The Office of the Attorney General of Florida (Attorney General) is conducting an investigation to determine whether there is or has been a violation of Florida antitrust laws in connection with the setting by us and other unaffiliated cruise lines of certain fuel supplements. We are providing our full cooperation to the Attorney Generals office.
In the normal course of our business, various other claims and lawsuits have been filed or are pending against us. Most of these claims and lawsuits are covered by insurance and, accordingly, the maximum amount of our liability, net of any insurance recoverables, is typically limited to our self-insurance retention levels. However, the ultimate outcome of these claims and lawsuits which are not covered by insurance cannot be determined at this time.
Contingent Obligations Lease Out and Lease Back Type Transactions
At November 30, 2008, Carnival Corporation had estimated contingent obligations totaling $1.1 billion and recorded long-term obligations of $80 million, excluding termination payments as discussed below, to participants in lease out and lease back type transactions for three of its ships. At the inception of these leases, the aggregate of the net present value of all these obligations was paid by Carnival Corporation to a group of major financial institutions, one of which includes American International Group Inc. (AIG), who agreed to act as payment undertakers and directly pay these obligations. Accordingly, the $1.0 billion of contingent obligations are considered extinguished, and neither the funds nor the contingent obligations have been included on our balance sheets.
In the event that Carnival Corporation were to default on its obligations and assuming performance by all other participants, we estimate that we would, as of November 30, 2008, be responsible for a termination payment of approximately $175 million.

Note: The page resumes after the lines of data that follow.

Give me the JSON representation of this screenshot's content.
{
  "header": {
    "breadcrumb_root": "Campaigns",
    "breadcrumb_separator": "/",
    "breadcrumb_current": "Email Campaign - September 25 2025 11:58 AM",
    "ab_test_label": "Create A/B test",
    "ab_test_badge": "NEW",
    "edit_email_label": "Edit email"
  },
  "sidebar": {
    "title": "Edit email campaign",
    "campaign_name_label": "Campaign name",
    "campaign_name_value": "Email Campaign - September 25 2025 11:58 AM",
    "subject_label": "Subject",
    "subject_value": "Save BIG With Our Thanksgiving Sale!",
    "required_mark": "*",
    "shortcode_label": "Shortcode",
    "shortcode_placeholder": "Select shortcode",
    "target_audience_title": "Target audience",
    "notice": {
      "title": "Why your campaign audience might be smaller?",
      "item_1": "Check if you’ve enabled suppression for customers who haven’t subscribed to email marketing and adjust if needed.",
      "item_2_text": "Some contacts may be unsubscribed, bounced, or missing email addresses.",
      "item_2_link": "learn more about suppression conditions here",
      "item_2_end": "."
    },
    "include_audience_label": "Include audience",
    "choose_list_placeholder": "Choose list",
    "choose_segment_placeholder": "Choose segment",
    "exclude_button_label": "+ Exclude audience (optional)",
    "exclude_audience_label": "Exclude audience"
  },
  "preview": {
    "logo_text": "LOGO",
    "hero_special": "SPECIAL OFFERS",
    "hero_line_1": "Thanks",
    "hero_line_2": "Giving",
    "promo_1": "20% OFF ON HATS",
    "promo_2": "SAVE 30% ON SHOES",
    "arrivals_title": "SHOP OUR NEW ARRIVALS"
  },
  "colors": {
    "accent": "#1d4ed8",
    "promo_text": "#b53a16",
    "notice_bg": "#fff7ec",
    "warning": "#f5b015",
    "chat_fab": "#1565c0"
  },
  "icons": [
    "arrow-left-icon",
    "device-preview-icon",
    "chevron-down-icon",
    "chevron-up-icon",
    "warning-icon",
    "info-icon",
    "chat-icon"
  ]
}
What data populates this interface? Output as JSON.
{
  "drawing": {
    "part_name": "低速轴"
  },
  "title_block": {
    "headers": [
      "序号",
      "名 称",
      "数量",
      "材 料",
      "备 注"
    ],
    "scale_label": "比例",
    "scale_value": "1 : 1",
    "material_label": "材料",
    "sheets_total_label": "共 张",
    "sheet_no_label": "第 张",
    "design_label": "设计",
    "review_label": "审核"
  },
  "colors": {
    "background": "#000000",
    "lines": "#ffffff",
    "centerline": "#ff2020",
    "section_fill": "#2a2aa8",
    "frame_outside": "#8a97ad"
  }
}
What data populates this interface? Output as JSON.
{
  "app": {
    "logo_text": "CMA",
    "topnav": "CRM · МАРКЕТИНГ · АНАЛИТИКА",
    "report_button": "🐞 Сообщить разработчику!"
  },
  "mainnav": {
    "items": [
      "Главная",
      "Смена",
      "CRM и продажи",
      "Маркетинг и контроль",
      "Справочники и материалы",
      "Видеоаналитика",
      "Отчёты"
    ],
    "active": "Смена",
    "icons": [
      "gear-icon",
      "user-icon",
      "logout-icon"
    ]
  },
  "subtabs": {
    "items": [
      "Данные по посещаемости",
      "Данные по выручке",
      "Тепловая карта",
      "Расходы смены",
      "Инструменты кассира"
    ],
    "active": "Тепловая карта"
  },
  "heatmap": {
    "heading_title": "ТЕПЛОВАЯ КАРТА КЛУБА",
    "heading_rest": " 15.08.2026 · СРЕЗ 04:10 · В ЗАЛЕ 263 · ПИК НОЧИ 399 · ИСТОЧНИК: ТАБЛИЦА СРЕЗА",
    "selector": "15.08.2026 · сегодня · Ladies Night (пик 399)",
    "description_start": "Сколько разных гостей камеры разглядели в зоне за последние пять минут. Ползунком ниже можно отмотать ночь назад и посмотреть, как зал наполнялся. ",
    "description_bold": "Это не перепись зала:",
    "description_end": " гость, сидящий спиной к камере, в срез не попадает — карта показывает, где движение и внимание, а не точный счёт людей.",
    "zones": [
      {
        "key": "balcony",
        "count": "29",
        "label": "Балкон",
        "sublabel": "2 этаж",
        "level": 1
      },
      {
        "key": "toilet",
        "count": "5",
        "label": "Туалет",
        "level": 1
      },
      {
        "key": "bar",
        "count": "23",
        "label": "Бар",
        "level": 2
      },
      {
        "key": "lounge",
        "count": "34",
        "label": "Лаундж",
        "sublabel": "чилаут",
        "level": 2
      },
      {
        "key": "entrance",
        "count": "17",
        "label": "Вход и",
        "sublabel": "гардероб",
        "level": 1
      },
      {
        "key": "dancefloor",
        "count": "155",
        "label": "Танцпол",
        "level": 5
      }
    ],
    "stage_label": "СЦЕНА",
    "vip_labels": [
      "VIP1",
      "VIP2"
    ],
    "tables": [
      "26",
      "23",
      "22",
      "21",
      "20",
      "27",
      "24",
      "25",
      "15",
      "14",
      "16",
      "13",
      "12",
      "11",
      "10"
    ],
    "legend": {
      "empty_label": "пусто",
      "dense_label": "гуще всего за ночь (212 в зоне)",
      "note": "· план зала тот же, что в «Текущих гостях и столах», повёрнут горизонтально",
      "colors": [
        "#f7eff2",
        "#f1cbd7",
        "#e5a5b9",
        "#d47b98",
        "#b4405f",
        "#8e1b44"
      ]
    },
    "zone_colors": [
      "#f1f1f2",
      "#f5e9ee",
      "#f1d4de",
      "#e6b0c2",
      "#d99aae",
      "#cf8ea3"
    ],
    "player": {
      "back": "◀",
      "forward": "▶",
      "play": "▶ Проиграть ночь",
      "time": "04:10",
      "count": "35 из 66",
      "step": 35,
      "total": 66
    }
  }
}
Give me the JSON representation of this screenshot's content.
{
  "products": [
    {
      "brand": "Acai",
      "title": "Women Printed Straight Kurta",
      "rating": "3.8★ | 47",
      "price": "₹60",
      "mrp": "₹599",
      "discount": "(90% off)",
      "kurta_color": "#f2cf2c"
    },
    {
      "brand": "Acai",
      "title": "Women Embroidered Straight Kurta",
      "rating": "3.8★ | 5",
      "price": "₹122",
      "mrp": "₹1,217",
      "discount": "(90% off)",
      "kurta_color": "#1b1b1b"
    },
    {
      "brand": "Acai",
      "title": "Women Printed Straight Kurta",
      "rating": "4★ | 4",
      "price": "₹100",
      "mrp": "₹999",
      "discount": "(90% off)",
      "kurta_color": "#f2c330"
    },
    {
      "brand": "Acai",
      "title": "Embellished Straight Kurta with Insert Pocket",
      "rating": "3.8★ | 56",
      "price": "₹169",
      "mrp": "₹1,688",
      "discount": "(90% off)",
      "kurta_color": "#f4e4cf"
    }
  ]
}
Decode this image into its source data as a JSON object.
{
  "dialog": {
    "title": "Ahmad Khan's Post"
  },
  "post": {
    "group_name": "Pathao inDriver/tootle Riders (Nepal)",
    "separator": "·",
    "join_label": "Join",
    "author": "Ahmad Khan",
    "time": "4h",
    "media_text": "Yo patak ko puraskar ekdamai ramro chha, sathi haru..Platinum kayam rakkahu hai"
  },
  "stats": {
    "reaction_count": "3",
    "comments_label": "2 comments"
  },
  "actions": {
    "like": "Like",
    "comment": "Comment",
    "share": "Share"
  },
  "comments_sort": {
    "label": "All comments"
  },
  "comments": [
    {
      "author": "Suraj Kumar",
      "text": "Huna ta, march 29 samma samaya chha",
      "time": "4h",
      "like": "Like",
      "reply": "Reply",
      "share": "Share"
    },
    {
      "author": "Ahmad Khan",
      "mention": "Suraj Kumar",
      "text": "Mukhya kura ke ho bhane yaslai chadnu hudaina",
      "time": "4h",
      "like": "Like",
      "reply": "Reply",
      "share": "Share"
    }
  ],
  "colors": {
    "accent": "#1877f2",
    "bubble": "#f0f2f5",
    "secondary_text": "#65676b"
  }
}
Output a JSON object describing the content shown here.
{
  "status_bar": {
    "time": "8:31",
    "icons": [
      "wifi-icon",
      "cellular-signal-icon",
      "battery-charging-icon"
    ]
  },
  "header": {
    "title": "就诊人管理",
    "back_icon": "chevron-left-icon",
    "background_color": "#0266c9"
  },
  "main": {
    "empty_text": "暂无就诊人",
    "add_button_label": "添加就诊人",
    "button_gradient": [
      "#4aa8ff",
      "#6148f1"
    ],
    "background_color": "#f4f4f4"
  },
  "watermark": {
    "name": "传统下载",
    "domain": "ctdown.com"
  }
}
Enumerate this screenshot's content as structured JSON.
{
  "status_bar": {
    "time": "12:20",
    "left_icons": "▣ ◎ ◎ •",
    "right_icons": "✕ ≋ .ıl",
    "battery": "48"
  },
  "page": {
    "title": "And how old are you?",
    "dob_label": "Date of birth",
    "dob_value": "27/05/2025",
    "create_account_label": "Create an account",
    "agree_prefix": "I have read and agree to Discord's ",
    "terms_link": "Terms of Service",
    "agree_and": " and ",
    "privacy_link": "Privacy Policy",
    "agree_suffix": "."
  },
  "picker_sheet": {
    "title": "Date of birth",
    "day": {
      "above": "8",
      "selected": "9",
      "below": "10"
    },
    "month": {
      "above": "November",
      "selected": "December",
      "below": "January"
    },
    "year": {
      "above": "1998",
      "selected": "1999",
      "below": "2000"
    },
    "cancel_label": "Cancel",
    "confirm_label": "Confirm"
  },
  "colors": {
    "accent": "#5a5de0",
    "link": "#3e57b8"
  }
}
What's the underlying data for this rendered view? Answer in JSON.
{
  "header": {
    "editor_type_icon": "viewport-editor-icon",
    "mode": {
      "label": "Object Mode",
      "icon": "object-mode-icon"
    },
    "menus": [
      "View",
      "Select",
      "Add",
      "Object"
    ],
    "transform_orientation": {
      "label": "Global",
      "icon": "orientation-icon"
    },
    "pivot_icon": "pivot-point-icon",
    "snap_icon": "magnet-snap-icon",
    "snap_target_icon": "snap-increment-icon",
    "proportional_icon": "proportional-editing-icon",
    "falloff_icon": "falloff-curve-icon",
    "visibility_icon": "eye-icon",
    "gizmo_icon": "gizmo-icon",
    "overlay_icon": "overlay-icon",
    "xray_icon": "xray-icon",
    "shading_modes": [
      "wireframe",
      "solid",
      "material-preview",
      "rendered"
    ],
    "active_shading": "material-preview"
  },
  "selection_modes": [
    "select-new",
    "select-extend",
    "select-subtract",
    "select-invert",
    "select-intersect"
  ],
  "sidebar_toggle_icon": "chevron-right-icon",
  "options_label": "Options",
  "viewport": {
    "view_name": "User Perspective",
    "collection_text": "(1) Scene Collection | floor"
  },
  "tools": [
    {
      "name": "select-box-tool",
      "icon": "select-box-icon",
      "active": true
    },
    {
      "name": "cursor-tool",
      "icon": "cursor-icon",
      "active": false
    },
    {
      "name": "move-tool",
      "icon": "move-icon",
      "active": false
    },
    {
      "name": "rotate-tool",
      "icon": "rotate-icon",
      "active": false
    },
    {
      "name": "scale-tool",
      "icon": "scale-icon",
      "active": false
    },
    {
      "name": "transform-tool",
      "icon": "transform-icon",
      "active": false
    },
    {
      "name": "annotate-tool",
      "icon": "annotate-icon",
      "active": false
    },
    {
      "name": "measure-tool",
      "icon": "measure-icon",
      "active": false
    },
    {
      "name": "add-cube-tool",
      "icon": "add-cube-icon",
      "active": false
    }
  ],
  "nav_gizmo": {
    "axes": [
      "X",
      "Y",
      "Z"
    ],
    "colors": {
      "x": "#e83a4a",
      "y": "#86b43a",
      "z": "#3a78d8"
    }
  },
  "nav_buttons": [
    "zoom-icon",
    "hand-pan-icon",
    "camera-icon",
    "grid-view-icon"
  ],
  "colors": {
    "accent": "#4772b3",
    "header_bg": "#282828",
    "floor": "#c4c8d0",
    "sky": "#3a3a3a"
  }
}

Between 2017 and 2022, we have the right to exercise options that would terminate these three lease transactions at no cost to us.
In certain cases, if the credit ratings of the financial institutions who are directly paying the contingent obligations fall below AA-, then Carnival Corporation will be required to replace these financial institutions with other financial institutions whose credit ratings are at least AA or meet other specified credit requirements. In such circumstances we will incur additional costs, although we estimate that they will be immaterial to our financial statements. All of these financial institutions have credit ratings of AAA. If Carnival Corporations credit rating, which is A-, falls below BBB, it will be required to provide a standby letter of credit for $72 million, or alternatively provide mortgages for this aggregate amount on two of these ships.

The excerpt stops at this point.